Pour lui, le Rassemblement national "a su s'ouvrir" et n'est ainsi plus seulement vu comme un rempart "parce que l'on vient avec des solutions et des projets concrets et chiffrés". Hors de question donc de parler de racisme. "C'est la mission que m'a donnée Marine Le Pen, ces gens-là n'ont pas leur place chez nous."
Un parcours loin de faire l'unanimité
La carrière atypique de François Filoni lui vaut de nombreuses critiques. Ainsi, chez les communistes, il est notamment félicité, ironiquement, pour "ses facultés d'adaptation remarquables."

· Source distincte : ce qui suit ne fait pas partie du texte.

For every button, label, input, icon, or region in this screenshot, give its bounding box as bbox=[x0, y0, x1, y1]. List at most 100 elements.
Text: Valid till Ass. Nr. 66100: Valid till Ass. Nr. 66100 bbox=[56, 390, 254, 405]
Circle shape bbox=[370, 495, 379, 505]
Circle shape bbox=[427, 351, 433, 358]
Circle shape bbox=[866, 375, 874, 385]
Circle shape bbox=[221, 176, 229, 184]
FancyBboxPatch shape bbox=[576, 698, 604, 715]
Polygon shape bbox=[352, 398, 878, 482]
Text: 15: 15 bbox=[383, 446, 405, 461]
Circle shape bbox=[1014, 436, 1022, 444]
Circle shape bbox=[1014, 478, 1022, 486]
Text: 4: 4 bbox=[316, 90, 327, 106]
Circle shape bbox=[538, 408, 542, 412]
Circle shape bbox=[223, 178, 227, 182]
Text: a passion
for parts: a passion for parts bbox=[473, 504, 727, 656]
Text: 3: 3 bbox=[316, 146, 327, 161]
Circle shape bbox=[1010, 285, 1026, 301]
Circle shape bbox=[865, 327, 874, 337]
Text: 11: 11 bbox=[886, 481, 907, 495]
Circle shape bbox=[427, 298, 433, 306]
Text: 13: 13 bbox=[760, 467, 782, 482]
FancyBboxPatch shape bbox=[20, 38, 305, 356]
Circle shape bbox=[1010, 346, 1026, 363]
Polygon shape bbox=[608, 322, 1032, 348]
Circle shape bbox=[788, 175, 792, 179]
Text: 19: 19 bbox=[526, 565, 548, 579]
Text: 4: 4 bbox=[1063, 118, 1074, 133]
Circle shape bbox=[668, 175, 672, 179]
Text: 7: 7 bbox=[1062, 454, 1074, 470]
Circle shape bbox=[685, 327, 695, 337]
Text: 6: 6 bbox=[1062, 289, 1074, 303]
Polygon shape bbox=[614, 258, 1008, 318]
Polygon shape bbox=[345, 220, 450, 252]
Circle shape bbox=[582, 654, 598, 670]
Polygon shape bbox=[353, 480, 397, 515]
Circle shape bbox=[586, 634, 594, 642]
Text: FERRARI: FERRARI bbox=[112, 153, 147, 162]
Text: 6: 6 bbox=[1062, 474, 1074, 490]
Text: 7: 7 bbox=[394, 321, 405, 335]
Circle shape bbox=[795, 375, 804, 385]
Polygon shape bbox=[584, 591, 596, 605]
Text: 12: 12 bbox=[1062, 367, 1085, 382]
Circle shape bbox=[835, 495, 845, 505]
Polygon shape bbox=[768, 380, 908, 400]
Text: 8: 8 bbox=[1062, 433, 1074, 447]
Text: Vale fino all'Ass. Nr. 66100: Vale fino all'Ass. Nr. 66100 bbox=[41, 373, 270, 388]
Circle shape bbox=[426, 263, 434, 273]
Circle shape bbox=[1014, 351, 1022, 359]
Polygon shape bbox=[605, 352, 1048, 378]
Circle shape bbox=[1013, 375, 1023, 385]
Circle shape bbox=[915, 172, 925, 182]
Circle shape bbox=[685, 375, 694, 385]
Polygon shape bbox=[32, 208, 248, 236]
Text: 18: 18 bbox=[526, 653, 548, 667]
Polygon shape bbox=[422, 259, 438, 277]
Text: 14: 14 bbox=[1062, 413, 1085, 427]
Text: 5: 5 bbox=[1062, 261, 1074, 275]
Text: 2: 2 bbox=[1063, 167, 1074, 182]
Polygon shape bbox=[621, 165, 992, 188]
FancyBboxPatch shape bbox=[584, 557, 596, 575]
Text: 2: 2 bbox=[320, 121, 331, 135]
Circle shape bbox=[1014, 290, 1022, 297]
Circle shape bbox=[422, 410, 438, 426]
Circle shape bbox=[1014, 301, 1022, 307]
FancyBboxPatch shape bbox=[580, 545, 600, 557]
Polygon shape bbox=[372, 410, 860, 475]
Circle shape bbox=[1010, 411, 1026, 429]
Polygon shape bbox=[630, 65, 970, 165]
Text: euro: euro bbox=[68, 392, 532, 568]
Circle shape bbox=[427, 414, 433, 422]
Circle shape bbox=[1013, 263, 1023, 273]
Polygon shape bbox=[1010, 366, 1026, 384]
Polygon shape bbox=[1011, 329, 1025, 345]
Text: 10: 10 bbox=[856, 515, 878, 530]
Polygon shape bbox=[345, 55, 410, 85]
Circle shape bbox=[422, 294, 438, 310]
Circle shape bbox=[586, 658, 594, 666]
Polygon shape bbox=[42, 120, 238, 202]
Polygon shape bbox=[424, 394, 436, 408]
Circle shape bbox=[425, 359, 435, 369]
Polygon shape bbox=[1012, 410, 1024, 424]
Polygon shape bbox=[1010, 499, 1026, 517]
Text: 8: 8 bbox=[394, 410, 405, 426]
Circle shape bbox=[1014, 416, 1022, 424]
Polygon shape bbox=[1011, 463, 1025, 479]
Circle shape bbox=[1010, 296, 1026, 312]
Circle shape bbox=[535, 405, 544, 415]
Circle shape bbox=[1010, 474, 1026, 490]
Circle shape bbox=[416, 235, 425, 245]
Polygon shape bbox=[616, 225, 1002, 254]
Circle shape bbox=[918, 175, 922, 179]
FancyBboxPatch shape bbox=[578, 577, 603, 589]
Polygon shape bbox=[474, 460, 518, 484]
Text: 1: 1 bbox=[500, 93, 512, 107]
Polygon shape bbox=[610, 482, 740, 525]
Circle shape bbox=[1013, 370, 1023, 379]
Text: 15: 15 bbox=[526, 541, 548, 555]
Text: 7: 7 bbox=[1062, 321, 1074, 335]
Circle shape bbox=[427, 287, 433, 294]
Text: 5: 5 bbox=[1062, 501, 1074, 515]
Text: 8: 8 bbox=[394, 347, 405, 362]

Quand je regarde les réseaux sociaux … Qu'est-ce que je n'ai pas fait ? Si ce n'est d'avoir passé des années de ma vie à ramasser la merde des uns et des autres sur les plages … Et je me suis régalé !
Des dires que le candidat qualifie de "caricatures". "Je préfère aimer que d'être aimé. Quand je regarde les réseaux sociaux … Qu'est-ce que je n'ai pas fait ? Si ce n'est d'avoir passé des années de ma vie à ramasser la merde des uns et des autres sur les plages … Et je me suis régalé ! Je suis prêt à recommencer, car on prend du plaisir à servir l'intérêt général", indique-t-il.
Une défense de l'intérêt général qui lui est aussi reconnue dans son camp. "Il est persévérant et tourné vers les autres. Les gens qui le critiquent ne le connaissent pas et ne savent pas ce qu'il a fait, ni ce pour quoi il s'investit, bien souvent de manière gracieuse que ce soit pour les gens, sa ville et maintenant pour son île. Il a de très bonnes idées, parfois un peu en avance sur son temps et c'est ce qui crée une incompréhension chez les gens", analyse Nathaly Antona, deuxième de la liste "Les nôtres avant les autres".
Malgré tout, François Filoni en est persuadé, sa candidature fera un score à deux chiffres le 20 juin prochain. Un résultat qu'il explique principalement par le contexte national et régional.